Prime attention focused on the HOSC where Marshall
assembled a special troubleshooting team. That team and others
like it at Marshall and throughout NASA played a vital role in
identifying the procedures ultimately used to save Skylab. In
1975, Marshall's HOSC supported Apollo-Soyuz, the first joint
American-Soviet space mission. As part of the mission, engineers
monitored plans for the launch of a Marshall-managed Saturn IB
rocket carrying an Apollo spacecraft that rendezvoused with a
Soviet Soyuz spacecraft.
By 1981, the Marshall Star reported that Center
engineers were "working around-the clock-in the Huntsville
Operations Support Center" to support the Space Shuttle.
"During pre-mission testing, countdown, launch and powered
flight toward orbit, Marshall and contractor engineers and scientists
man consoles in the support center to monitor real-time data being
transmitted from the Shuttle. Their purpose is to evaluate and
help solve problems that might occur with Marshall-developed Space
Shuttle propulsion elements, including the Space Shuttle main
engines, external tank and solid rocket boosters" said one
report.
In the early 1980s, the HOSC began its vital role
in supporting Shuttle launches. At about the same time, the facility
also began supporting powered flight and payload operations.
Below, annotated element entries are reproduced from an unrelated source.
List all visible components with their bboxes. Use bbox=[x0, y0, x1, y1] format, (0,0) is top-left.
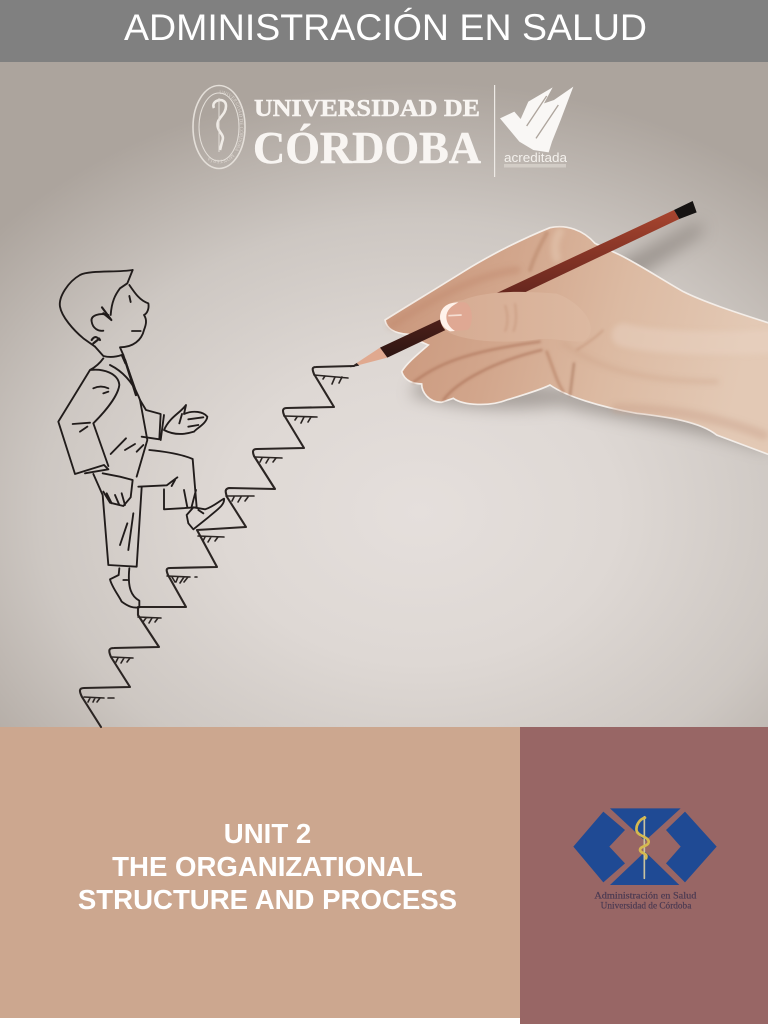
header band bbox=[0, 0, 768, 62]
logo caption bbox=[594, 890, 697, 911]
university logo bbox=[192, 84, 574, 177]
raised leg bbox=[138, 450, 197, 509]
panel: tan unit title bbox=[0, 727, 520, 1018]
right logo bbox=[573, 808, 717, 911]
pencil bbox=[350, 201, 697, 367]
thumb bbox=[440, 292, 591, 342]
university name: UNIVERSIDAD DE bbox=[254, 96, 480, 122]
icon: accreditation check mark bbox=[500, 87, 573, 152]
icon: rod and serpent bbox=[636, 817, 649, 878]
hand base bbox=[385, 227, 768, 455]
face bbox=[120, 285, 149, 355]
logo diamonds bbox=[573, 808, 717, 885]
unit title bbox=[78, 818, 457, 915]
stair outline bbox=[80, 366, 354, 727]
boy figure bbox=[58, 270, 224, 608]
collar and tie bbox=[95, 347, 137, 393]
icon: university seal: UNIVERSIDAD DE CÓRDOBA · MONTERÍA bbox=[208, 90, 244, 164]
logo divider bbox=[494, 85, 495, 177]
ear bbox=[91, 314, 108, 331]
logo caption: Universidad de Córdoba bbox=[601, 900, 692, 911]
thumb creases bbox=[505, 303, 603, 350]
forearm and cuff bbox=[140, 400, 164, 440]
resting hand bbox=[103, 473, 133, 506]
background illustration panel bbox=[0, 62, 768, 727]
university name bbox=[253, 96, 481, 173]
panel: maroon logo background bbox=[520, 727, 768, 1024]
unit title: STRUCTURE AND PROCESS bbox=[78, 884, 457, 915]
title: ADMINISTRACIÓN EN SALUD bbox=[124, 6, 647, 48]
raised hand bbox=[164, 405, 207, 434]
university name: CÓRDOBA bbox=[253, 123, 481, 173]
standing leg bbox=[93, 474, 142, 567]
coat and sleeve bbox=[58, 358, 119, 474]
hand holding pencil bbox=[350, 201, 768, 455]
icon: university seal bbox=[192, 84, 246, 170]
thumbnail bbox=[440, 302, 472, 331]
hand shadow bbox=[410, 222, 768, 450]
standing foot bbox=[110, 568, 139, 608]
raised foot bbox=[187, 499, 224, 529]
accreditation label: acreditada bbox=[504, 151, 567, 165]
hand shading bbox=[392, 232, 768, 435]
logo caption: Administración en Salud bbox=[594, 890, 697, 901]
stair hatching bbox=[84, 375, 348, 702]
staircase drawing bbox=[80, 366, 354, 727]
hair bbox=[60, 270, 133, 347]
unit title: UNIT 2 bbox=[224, 818, 311, 849]
unit title: THE ORGANIZATIONAL bbox=[112, 851, 423, 882]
Spacelab
was a multi-configuration, space-borne scientific laboratory designed
to fit inside the payload bay of the Shuttle orbiter.
Throughout the 1980s and 1990s, Spacelab provided
scientists on the Shuttle with workbench space, power, computer
support, and racks and storage for experiment equipment. In May
1990, Marshall announced that beginning with the STS-35/Astro-1
Space Shuttle mission, all NASA Spacelab missions would be controlled
from NASA's new Spacelab Mission Operations Control Center at
Marshall. That facility supported the science astronauts on Spacelab
much the same that Mission Control in Houston supported the flight
crew.
Teams of controllers and researchers at the Huntsville facility
directed NASA science operations and sent commands directly to
the spacecraft. Controllers also received and analyzed data from
experiments aboard the vehicle.
One of the most historic dates in mission operations at the Marshall
Center came early on Sunday, Dec. 2, 1990. That's when STS-35
mission specialist Robert Parker initiated the first ever communications
between Huntsville and astronauts on orbit. "Huntsville,
this is Astro-1," Parker reported to controllers in Huntsville.